When I push to get the dome of insulin at the mouth of the cartridge a large bubble (or bubbles) come out rather than a small dome. I then have to push out the large bubbles. Then when I twist the leur lock on the cartridge I often can see that there is still a bubble inside under the neck of the cartridge. I will untwist the lock and tubing and when I do this a group to the small champagne bubbles forms inside the leur lock. I have to flick it with my finger to get those small bubbles out. This is incredibly frustrating and time consuming as I am having to look for bubbles in the tubing or cartridge daily now. I am wondering how you are doing and if the suggestions that you made in this post continue to work for you. I hope that you see this and can reply. Thanks, Dancer1
A couple things come to mind... for one, I assume by your description that you are using an Animas pump, and without actually seeing your technique in filling the cartridge the following may be contributing to your challenge: 1) The needle leur, or leur of the tubing are not securely attached at time you draw up the insulin or try to eliminate the bubbles; 2) If the cartridge is expired, or has been stored in an environment that is NOT climate controlled, the lubricant in the cartridge can dry out and allow air to leak in from the bottom as you pull the plunger back and forth. Look for bubbles that start at the base of the rubber stopper; 3) If the bubbles are more of a problem after you attach the leur of the tubing, look to see if the tubing itself projects down into the luer, so you can see a nub around which bubbles get hung up. This has happened to me several times on occasional box and I throw out the tubing and get another as they are just difficult to work with… but I have extra from use of the Inset 30 which has the tubing separate from the site. If that is happening it would be good idea to call your pump manufacturer anyway. 4) And last but not least, call your pump manufacturer for help anytime you are having difficulty. Anima has trained professionals working their customer service lines, and their job is to help you figure out what is happening! If you end up calling, I’d love to hear what you find out!

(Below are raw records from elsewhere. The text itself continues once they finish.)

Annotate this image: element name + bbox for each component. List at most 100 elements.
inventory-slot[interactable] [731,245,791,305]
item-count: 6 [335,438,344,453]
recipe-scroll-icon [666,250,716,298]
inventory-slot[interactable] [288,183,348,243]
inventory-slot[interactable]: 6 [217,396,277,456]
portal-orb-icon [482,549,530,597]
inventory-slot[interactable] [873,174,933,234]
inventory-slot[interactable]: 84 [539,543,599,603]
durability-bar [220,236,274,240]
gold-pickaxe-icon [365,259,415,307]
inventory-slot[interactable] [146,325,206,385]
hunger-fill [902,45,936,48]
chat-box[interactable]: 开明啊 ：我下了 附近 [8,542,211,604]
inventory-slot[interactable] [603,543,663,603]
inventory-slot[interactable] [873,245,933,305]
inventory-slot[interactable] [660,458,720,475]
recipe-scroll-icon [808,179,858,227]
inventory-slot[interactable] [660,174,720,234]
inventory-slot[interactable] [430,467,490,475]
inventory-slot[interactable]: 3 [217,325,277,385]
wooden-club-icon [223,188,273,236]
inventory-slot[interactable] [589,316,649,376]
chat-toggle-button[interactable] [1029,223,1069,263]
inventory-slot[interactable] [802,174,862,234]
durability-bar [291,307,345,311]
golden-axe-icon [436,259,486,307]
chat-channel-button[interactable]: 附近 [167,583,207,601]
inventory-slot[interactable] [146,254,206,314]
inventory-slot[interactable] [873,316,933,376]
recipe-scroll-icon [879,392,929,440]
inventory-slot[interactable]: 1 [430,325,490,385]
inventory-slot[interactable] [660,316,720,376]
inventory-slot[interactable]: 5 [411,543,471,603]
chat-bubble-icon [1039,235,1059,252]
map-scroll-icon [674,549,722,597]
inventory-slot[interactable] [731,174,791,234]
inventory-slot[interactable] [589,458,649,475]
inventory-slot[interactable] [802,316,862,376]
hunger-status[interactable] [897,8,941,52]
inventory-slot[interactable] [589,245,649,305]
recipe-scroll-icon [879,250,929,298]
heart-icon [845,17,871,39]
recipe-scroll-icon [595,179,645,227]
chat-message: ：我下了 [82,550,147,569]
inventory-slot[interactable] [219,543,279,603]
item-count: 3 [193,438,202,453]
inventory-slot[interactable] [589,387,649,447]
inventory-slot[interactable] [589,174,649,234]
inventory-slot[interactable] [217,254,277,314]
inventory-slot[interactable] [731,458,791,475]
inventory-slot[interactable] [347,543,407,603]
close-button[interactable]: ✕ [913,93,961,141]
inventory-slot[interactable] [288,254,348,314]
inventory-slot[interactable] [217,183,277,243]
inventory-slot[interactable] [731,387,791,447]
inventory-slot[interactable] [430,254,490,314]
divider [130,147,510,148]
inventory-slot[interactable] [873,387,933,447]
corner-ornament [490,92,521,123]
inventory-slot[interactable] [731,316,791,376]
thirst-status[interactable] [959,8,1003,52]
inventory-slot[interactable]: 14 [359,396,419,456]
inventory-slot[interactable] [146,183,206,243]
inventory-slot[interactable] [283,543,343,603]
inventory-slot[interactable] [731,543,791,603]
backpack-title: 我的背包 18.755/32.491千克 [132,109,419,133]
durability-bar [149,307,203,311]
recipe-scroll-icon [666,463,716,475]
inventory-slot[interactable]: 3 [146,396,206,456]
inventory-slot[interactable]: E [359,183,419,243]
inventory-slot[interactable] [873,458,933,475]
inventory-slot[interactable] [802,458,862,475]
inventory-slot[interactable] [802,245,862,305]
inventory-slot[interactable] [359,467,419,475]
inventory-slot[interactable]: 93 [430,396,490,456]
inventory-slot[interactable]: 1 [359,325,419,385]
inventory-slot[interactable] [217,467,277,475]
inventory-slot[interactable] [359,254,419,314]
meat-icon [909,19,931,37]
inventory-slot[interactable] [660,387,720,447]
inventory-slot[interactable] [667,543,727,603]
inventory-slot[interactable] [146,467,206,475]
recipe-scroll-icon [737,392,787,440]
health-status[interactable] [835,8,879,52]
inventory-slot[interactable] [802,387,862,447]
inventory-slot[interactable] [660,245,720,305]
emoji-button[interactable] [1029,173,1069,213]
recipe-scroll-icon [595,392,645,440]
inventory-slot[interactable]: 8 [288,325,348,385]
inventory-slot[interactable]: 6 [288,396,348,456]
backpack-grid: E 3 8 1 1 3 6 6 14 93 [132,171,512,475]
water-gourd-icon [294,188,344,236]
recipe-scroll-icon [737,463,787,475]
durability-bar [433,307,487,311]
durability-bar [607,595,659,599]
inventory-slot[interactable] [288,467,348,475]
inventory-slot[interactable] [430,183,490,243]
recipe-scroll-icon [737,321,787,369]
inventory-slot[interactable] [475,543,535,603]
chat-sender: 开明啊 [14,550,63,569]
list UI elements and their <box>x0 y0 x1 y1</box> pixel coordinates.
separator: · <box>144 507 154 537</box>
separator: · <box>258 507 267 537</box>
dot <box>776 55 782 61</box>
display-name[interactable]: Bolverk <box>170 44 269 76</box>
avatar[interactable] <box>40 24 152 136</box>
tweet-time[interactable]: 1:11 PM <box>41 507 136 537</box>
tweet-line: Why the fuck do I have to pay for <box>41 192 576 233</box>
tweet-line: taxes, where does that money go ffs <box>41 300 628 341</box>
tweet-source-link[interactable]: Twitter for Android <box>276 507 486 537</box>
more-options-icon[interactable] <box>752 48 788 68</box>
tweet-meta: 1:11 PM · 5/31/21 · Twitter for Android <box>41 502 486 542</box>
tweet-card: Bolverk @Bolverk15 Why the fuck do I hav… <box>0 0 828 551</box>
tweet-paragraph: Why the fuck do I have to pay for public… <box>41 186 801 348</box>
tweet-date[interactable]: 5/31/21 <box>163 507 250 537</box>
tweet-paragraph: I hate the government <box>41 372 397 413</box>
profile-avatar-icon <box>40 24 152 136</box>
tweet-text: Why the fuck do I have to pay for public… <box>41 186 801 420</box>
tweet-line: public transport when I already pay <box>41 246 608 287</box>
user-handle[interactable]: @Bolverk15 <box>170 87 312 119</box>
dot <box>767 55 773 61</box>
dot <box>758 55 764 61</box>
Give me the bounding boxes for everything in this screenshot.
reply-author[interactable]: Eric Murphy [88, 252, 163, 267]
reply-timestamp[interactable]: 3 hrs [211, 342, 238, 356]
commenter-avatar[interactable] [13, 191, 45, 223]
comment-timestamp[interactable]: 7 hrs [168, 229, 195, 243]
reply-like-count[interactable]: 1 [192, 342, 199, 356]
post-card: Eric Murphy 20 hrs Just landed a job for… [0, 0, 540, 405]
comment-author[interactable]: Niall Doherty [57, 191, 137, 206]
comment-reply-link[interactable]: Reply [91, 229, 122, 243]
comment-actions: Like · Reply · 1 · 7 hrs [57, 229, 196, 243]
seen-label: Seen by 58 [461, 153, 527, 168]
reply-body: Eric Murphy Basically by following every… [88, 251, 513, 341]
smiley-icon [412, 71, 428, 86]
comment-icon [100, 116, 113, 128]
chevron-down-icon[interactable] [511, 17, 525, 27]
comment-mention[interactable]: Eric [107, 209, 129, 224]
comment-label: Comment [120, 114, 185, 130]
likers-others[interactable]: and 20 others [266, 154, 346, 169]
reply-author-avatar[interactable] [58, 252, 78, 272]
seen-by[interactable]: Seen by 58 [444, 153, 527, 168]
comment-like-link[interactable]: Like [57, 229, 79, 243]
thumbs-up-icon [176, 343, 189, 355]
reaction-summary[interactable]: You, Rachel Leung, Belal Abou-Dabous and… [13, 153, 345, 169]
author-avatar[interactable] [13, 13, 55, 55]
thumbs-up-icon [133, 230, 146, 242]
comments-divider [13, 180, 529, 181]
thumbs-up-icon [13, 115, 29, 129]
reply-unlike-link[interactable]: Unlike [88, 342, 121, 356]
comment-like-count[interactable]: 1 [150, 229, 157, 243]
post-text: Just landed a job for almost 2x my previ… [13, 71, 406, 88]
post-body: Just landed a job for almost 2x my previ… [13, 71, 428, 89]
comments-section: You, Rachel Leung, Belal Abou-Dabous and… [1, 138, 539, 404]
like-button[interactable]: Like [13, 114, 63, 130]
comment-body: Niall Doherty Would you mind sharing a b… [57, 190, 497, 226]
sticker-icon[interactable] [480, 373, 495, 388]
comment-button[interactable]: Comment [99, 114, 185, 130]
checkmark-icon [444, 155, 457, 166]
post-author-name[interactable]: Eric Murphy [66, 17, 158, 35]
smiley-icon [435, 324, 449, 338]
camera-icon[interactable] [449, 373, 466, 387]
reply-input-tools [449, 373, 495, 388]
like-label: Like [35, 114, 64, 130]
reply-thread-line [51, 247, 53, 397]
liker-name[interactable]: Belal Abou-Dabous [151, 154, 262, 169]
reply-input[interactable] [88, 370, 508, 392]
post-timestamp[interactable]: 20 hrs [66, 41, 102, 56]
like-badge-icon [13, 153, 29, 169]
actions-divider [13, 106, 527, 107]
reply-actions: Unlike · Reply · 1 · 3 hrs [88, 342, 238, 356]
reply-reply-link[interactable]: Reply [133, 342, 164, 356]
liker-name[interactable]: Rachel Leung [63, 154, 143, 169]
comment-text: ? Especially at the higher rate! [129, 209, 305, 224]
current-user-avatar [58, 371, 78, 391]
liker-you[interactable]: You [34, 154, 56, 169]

Thanks for your reply. I do have an Animas Ping and have called the help line and they have reviewed the whole process and say that I am doing everything right. I am trying to meet in person with the clinical rep but this is a challenge. I am tightening the needle leur and and leur of the tubing extra tight. The bubbles do start at the base of the rubber stopper. I have my supplies them stored in a closet in the house. But I am now filling the cartridge the night before changing the infusion set and having it stand overnight to make sure that they are at the same temperature. So I am at a loss as to what it really is. I am going to try the hand priming that you suggested. Thanks again, Dancer
If you have large bubbles that act like an air stream coming up from the bass of the rubber stopper, it could be indication that 1) you are pulling the plunger down too fast; 2) there is not enough air in your vial of insulin… which creates suction as you draw back; 3) or a faulty seal around the rubber stopper… using samples from another box of cartridges could help decipher out that as a possibility. Ideally when you pull back on the plunger it glides easily and does not try to pull insulin back up into the vial. If the rubber stopper on top of your insulin vial is sucked inside there is not enough air; if it is bulging out there is too much air. I generally inject about half as much air into my upright vial as the amount of insulin I want in my cartridge.